I shook my aching head. I did not know.
“All those stories where the mother dies giving birth and the kid grows up with this huge absence, just a total loss. The rest of his family thinks he killed her. Maybe they don’t admit it, but they do.
And he did! At least in some ways. So he gets both short ends of the stick. Does that make sense?”
“Maybe the short ends of both sticks,” I proposed, though refinement of his idiom was probably not what he was asking.
“Everyone has the loss, but he’s the only one who doesn’t also have memories to help him through. Everyone feels sad, but he’s the only one who also has to feel like it’s his fault.”
“But I didn’t die in childbirth,” I pointed out. “And my cancer was no one’s fault, certainly not yours.”
But he shook his head again. “I wouldn’t even have remembered you if you’d died back then. There would have been a few pictures of us together, and that’s it. I would have grown up motherless. And I would never have known you.”
“But you did.”
“But I almost didn’t.” He loosened his tie but left it looped around his collar. “When I was a kid, it used to terrify me.”
“That the cancer would come back?” I felt bewildered. What did having cancer when he was a baby have to do with being pregnant—and being stuck being pregnant—now?
“It wasn’t that specific. Or that logical. I was terrified for the me in another universe, another timeline, another version of events.”
“Another version that didn’t exist.”
“Or was close enough to touch, depending on whether or not you were seven when you thought of it. Close enough to leach into this reality. Now, though, I think maybe it was a warning. A premonition.”
“About what?”
“That, just not for me. For him. This baby.” He put his hands in his pockets and rattled his keys around. “You could die before he knows you. You could die, and it would be his fault, and he wouldn’t have you to help him through.”
“He would have you,” I offered quietly. Not entirely the point, but not entirely not the point either. “He would have his big brother.”
Max’s head jerked up, startled. He would have made an excellent big brother, even if forty-three seemed late to start. But then he shook his head some more. “I wouldn’t be enough. Nothing would be enough. I can’t let that happen to him.”

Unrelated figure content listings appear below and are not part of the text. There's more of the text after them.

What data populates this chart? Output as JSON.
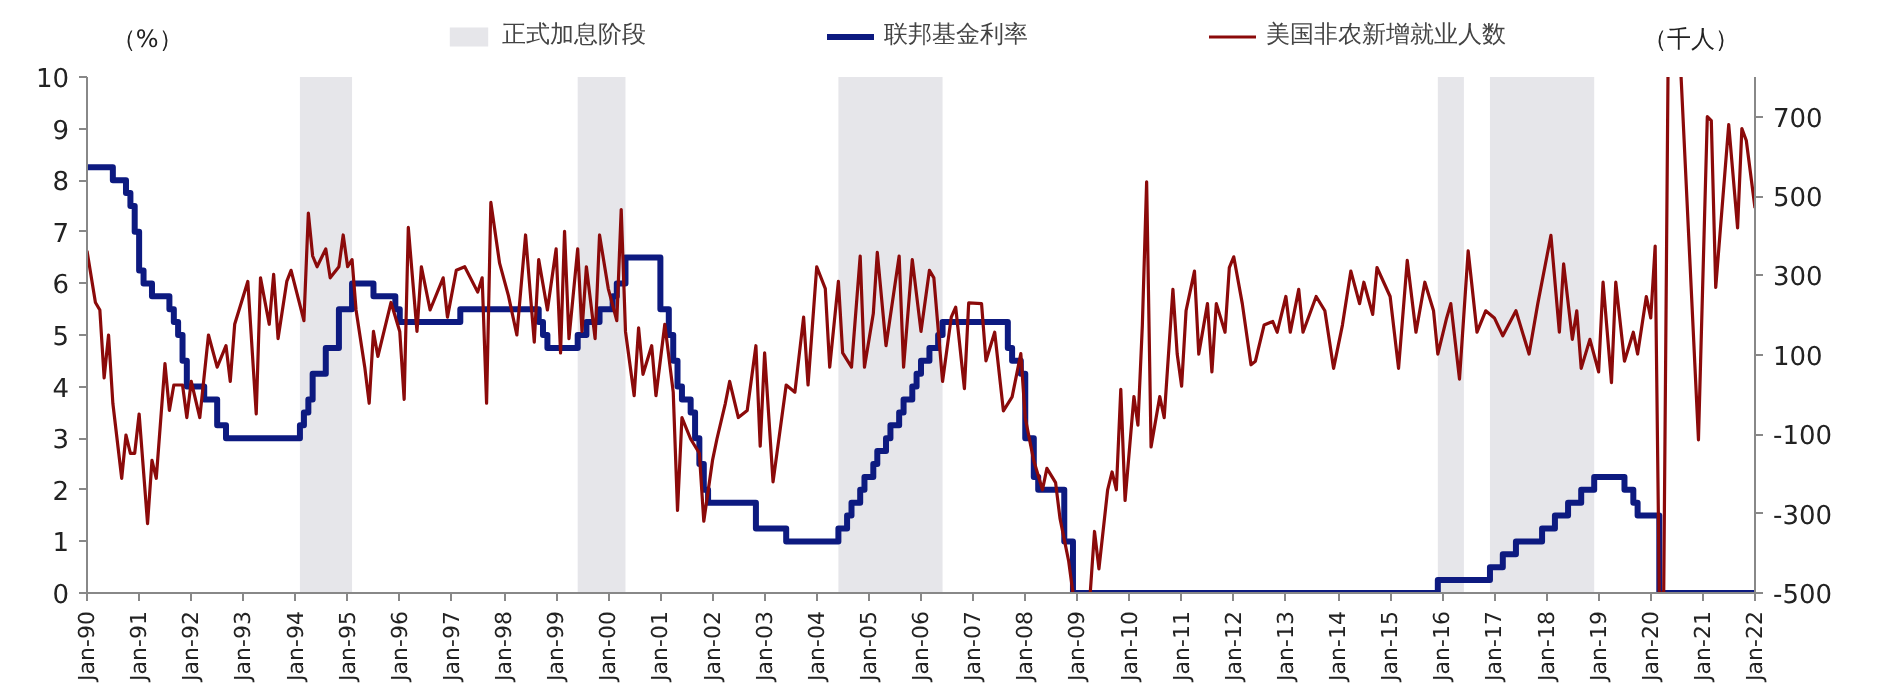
{
  "chart_data": {
    "type": "line",
    "ylabel": "（%）",
    "y2label": "（千人）",
    "xlim": [
      "1990-01",
      "2022-01"
    ],
    "xticks": [
      {
        "value": "1990-01",
        "label": "Jan-90"
      },
      {
        "value": "1991-01",
        "label": "Jan-91"
      },
      {
        "value": "1992-01",
        "label": "Jan-92"
      },
      {
        "value": "1993-01",
        "label": "Jan-93"
      },
      {
        "value": "1994-01",
        "label": "Jan-94"
      },
      {
        "value": "1995-01",
        "label": "Jan-95"
      },
      {
        "value": "1996-01",
        "label": "Jan-96"
      },
      {
        "value": "1997-01",
        "label": "Jan-97"
      },
      {
        "value": "1998-01",
        "label": "Jan-98"
      },
      {
        "value": "1999-01",
        "label": "Jan-99"
      },
      {
        "value": "2000-01",
        "label": "Jan-00"
      },
      {
        "value": "2001-01",
        "label": "Jan-01"
      },
      {
        "value": "2002-01",
        "label": "Jan-02"
      },
      {
        "value": "2003-01",
        "label": "Jan-03"
      },
      {
        "value": "2004-01",
        "label": "Jan-04"
      },
      {
        "value": "2005-01",
        "label": "Jan-05"
      },
      {
        "value": "2006-01",
        "label": "Jan-06"
      },
      {
        "value": "2007-01",
        "label": "Jan-07"
      },
      {
        "value": "2008-01",
        "label": "Jan-08"
      },
      {
        "value": "2009-01",
        "label": "Jan-09"
      },
      {
        "value": "2010-01",
        "label": "Jan-10"
      },
      {
        "value": "2011-01",
        "label": "Jan-11"
      },
      {
        "value": "2012-01",
        "label": "Jan-12"
      },
      {
        "value": "2013-01",
        "label": "Jan-13"
      },
      {
        "value": "2014-01",
        "label": "Jan-14"
      },
      {
        "value": "2015-01",
        "label": "Jan-15"
      },
      {
        "value": "2016-01",
        "label": "Jan-16"
      },
      {
        "value": "2017-01",
        "label": "Jan-17"
      },
      {
        "value": "2018-01",
        "label": "Jan-18"
      },
      {
        "value": "2019-01",
        "label": "Jan-19"
      },
      {
        "value": "2020-01",
        "label": "Jan-20"
      },
      {
        "value": "2021-01",
        "label": "Jan-21"
      },
      {
        "value": "2022-01",
        "label": "Jan-22"
      }
    ],
    "ylim": [
      0,
      10
    ],
    "yticks": [
      0,
      1,
      2,
      3,
      4,
      5,
      6,
      7,
      8,
      9,
      10
    ],
    "y2lim": [
      -500,
      800
    ],
    "y2ticks": [
      -500,
      -300,
      -100,
      100,
      300,
      500,
      700
    ],
    "grid": false,
    "legend": "top",
    "bands": [
      {
        "axis": "x",
        "from": "1994-02",
        "to": "1995-02",
        "label": "正式加息阶段",
        "color": "#e6e6ea"
      },
      {
        "axis": "x",
        "from": "1999-06",
        "to": "2000-05",
        "color": "#e6e6ea"
      },
      {
        "axis": "x",
        "from": "2004-06",
        "to": "2006-06",
        "color": "#e6e6ea"
      },
      {
        "axis": "x",
        "from": "2015-12",
        "to": "2016-06",
        "color": "#e6e6ea"
      },
      {
        "axis": "x",
        "from": "2016-12",
        "to": "2018-12",
        "color": "#e6e6ea"
      }
    ],
    "series": [
      {
        "name": "联邦基金利率",
        "type": "step",
        "color": "#0d1a80",
        "x": [
          "1990-01",
          "1990-07",
          "1990-10",
          "1990-11",
          "1990-12",
          "1991-01",
          "1991-02",
          "1991-04",
          "1991-08",
          "1991-09",
          "1991-10",
          "1991-11",
          "1991-12",
          "1992-04",
          "1992-07",
          "1992-09",
          "1994-02",
          "1994-03",
          "1994-04",
          "1994-05",
          "1994-08",
          "1994-11",
          "1995-02",
          "1995-07",
          "1995-12",
          "1996-01",
          "1997-03",
          "1998-09",
          "1998-10",
          "1998-11",
          "1999-06",
          "1999-08",
          "1999-11",
          "2000-02",
          "2000-03",
          "2000-05",
          "2001-01",
          "2001-03",
          "2001-04",
          "2001-05",
          "2001-06",
          "2001-08",
          "2001-09",
          "2001-10",
          "2001-11",
          "2001-12",
          "2002-11",
          "2003-06",
          "2004-06",
          "2004-08",
          "2004-09",
          "2004-11",
          "2004-12",
          "2005-02",
          "2005-03",
          "2005-05",
          "2005-06",
          "2005-08",
          "2005-09",
          "2005-11",
          "2005-12",
          "2006-01",
          "2006-03",
          "2006-05",
          "2006-06",
          "2007-09",
          "2007-10",
          "2007-12",
          "2008-01",
          "2008-03",
          "2008-04",
          "2008-10",
          "2008-12",
          "2015-12",
          "2016-12",
          "2017-03",
          "2017-06",
          "2017-12",
          "2018-03",
          "2018-06",
          "2018-09",
          "2018-12",
          "2019-07",
          "2019-09",
          "2019-10",
          "2020-03",
          "2022-01"
        ],
        "values": [
          8.25,
          8.0,
          7.75,
          7.5,
          7.0,
          6.25,
          6.0,
          5.75,
          5.5,
          5.25,
          5.0,
          4.5,
          4.0,
          3.75,
          3.25,
          3.0,
          3.25,
          3.5,
          3.75,
          4.25,
          4.75,
          5.5,
          6.0,
          5.75,
          5.5,
          5.25,
          5.5,
          5.25,
          5.0,
          4.75,
          5.0,
          5.25,
          5.5,
          5.75,
          6.0,
          6.5,
          5.5,
          5.0,
          4.5,
          4.0,
          3.75,
          3.5,
          3.0,
          2.5,
          2.0,
          1.75,
          1.25,
          1.0,
          1.25,
          1.5,
          1.75,
          2.0,
          2.25,
          2.5,
          2.75,
          3.0,
          3.25,
          3.5,
          3.75,
          4.0,
          4.25,
          4.5,
          4.75,
          5.0,
          5.25,
          4.75,
          4.5,
          4.25,
          3.0,
          2.25,
          2.0,
          1.0,
          0,
          0.25,
          0.5,
          0.75,
          1.0,
          1.25,
          1.5,
          1.75,
          2.0,
          2.25,
          2.0,
          1.75,
          1.5,
          0,
          0
        ]
      },
      {
        "name": "美国非农新增就业人数",
        "type": "line",
        "axis": "y2",
        "color": "#8b0a0a",
        "x": [
          "1990-01",
          "1990-03",
          "1990-04",
          "1990-05",
          "1990-06",
          "1990-07",
          "1990-09",
          "1990-10",
          "1990-11",
          "1990-12",
          "1991-01",
          "1991-03",
          "1991-04",
          "1991-05",
          "1991-07",
          "1991-08",
          "1991-09",
          "1991-11",
          "1991-12",
          "1992-01",
          "1992-03",
          "1992-05",
          "1992-07",
          "1992-09",
          "1992-10",
          "1992-11",
          "1993-02",
          "1993-04",
          "1993-05",
          "1993-07",
          "1993-08",
          "1993-09",
          "1993-11",
          "1993-12",
          "1994-03",
          "1994-04",
          "1994-05",
          "1994-06",
          "1994-08",
          "1994-09",
          "1994-11",
          "1994-12",
          "1995-01",
          "1995-02",
          "1995-03",
          "1995-05",
          "1995-06",
          "1995-07",
          "1995-08",
          "1995-11",
          "1996-01",
          "1996-02",
          "1996-03",
          "1996-05",
          "1996-06",
          "1996-08",
          "1996-11",
          "1996-12",
          "1997-02",
          "1997-04",
          "1997-07",
          "1997-08",
          "1997-09",
          "1997-10",
          "1997-12",
          "1998-02",
          "1998-04",
          "1998-06",
          "1998-08",
          "1998-09",
          "1998-11",
          "1999-01",
          "1999-02",
          "1999-03",
          "1999-04",
          "1999-06",
          "1999-07",
          "1999-08",
          "1999-10",
          "1999-11",
          "2000-01",
          "2000-03",
          "2000-04",
          "2000-05",
          "2000-07",
          "2000-08",
          "2000-09",
          "2000-11",
          "2000-12",
          "2001-02",
          "2001-04",
          "2001-05",
          "2001-06",
          "2001-08",
          "2001-10",
          "2001-11",
          "2002-01",
          "2002-02",
          "2002-04",
          "2002-05",
          "2002-07",
          "2002-09",
          "2002-11",
          "2002-12",
          "2003-01",
          "2003-03",
          "2003-06",
          "2003-08",
          "2003-10",
          "2003-11",
          "2004-01",
          "2004-03",
          "2004-04",
          "2004-06",
          "2004-07",
          "2004-09",
          "2004-11",
          "2004-12",
          "2005-02",
          "2005-03",
          "2005-05",
          "2005-08",
          "2005-09",
          "2005-11",
          "2006-01",
          "2006-03",
          "2006-04",
          "2006-06",
          "2006-08",
          "2006-09",
          "2006-11",
          "2006-12",
          "2007-03",
          "2007-04",
          "2007-06",
          "2007-08",
          "2007-10",
          "2007-12",
          "2008-01",
          "2008-03",
          "2008-05",
          "2008-06",
          "2008-08",
          "2008-09",
          "2008-11",
          "2008-12",
          "2009-02",
          "2009-04",
          "2009-05",
          "2009-06",
          "2009-08",
          "2009-09",
          "2009-10",
          "2009-11",
          "2009-12",
          "2010-02",
          "2010-03",
          "2010-04",
          "2010-05",
          "2010-06",
          "2010-08",
          "2010-09",
          "2010-11",
          "2010-12",
          "2011-01",
          "2011-02",
          "2011-04",
          "2011-05",
          "2011-07",
          "2011-08",
          "2011-09",
          "2011-11",
          "2011-12",
          "2012-01",
          "2012-03",
          "2012-05",
          "2012-06",
          "2012-08",
          "2012-10",
          "2012-11",
          "2013-01",
          "2013-02",
          "2013-04",
          "2013-05",
          "2013-08",
          "2013-10",
          "2013-12",
          "2014-02",
          "2014-04",
          "2014-06",
          "2014-07",
          "2014-09",
          "2014-10",
          "2015-01",
          "2015-03",
          "2015-05",
          "2015-07",
          "2015-09",
          "2015-11",
          "2015-12",
          "2016-02",
          "2016-03",
          "2016-05",
          "2016-07",
          "2016-09",
          "2016-11",
          "2017-01",
          "2017-03",
          "2017-06",
          "2017-09",
          "2017-11",
          "2018-02",
          "2018-04",
          "2018-05",
          "2018-07",
          "2018-08",
          "2018-09",
          "2018-11",
          "2019-01",
          "2019-02",
          "2019-04",
          "2019-05",
          "2019-07",
          "2019-09",
          "2019-10",
          "2019-12",
          "2020-01",
          "2020-02",
          "2020-03",
          "2020-04",
          "2020-05",
          "2020-06",
          "2020-08",
          "2020-12",
          "2021-02",
          "2021-03",
          "2021-04",
          "2021-07",
          "2021-09",
          "2021-10",
          "2021-11",
          "2022-01"
        ],
        "values": [
          362,
          232,
          213,
          42,
          150,
          -22,
          -211,
          -102,
          -148,
          -148,
          -49,
          -325,
          -166,
          -211,
          78,
          -40,
          24,
          24,
          -58,
          33,
          -58,
          150,
          69,
          123,
          33,
          177,
          285,
          -49,
          294,
          177,
          303,
          141,
          285,
          313,
          186,
          457,
          349,
          322,
          367,
          294,
          322,
          402,
          322,
          340,
          213,
          69,
          -22,
          159,
          96,
          232,
          159,
          -12,
          421,
          159,
          322,
          213,
          294,
          195,
          313,
          322,
          258,
          294,
          -22,
          484,
          331,
          249,
          150,
          402,
          132,
          340,
          213,
          367,
          105,
          411,
          141,
          367,
          159,
          322,
          141,
          402,
          267,
          186,
          466,
          159,
          -3,
          168,
          51,
          123,
          -3,
          177,
          6,
          -292,
          -58,
          -112,
          -148,
          -319,
          -166,
          -112,
          -22,
          33,
          -58,
          -40,
          123,
          -130,
          105,
          -220,
          24,
          6,
          195,
          24,
          322,
          267,
          69,
          285,
          105,
          69,
          349,
          69,
          204,
          358,
          123,
          349,
          69,
          340,
          159,
          313,
          294,
          33,
          195,
          220,
          15,
          231,
          229,
          85,
          157,
          -41,
          -6,
          103,
          -59,
          -167,
          -240,
          -186,
          -222,
          -312,
          -420,
          -500,
          null,
          -500,
          -345,
          -439,
          -240,
          -195,
          -240,
          13,
          -267,
          -5,
          -77,
          175,
          536,
          -132,
          -5,
          -58,
          265,
          102,
          21,
          211,
          311,
          102,
          229,
          57,
          229,
          157,
          320,
          347,
          229,
          75,
          84,
          175,
          184,
          157,
          247,
          157,
          265,
          157,
          247,
          211,
          66,
          175,
          311,
          229,
          283,
          202,
          320,
          247,
          66,
          338,
          157,
          283,
          211,
          102,
          193,
          229,
          39,
          362,
          157,
          211,
          193,
          148,
          211,
          102,
          229,
          401,
          157,
          329,
          139,
          211,
          66,
          139,
          57,
          283,
          30,
          283,
          84,
          157,
          102,
          247,
          193,
          374,
          -500,
          -500,
          800,
          null,
          800,
          -114,
          700,
          690,
          270,
          680,
          420,
          670,
          640,
          470
        ]
      }
    ]
  }
}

I nodded to show I understood his point. We’d been here before, though. Really we’d left only briefly. What do you do when what you can’t let happen is happening anyway? “How?”
“I don’t know anymore.” Max’s hands stilled. “But I can’t stand it.”
I smiled sadly. “Which part?”
“That you might die again.”
“I haven’t died yet,” I pointed out.
“Not die again. Might die again. You again might die. And I hate it.”
I rubbed his back and made sympathetic noises and didn’t say that was true anyway, that I might die anyway, that anyone might die anytime anyway, that “might die” is just another way of saying “still alive.”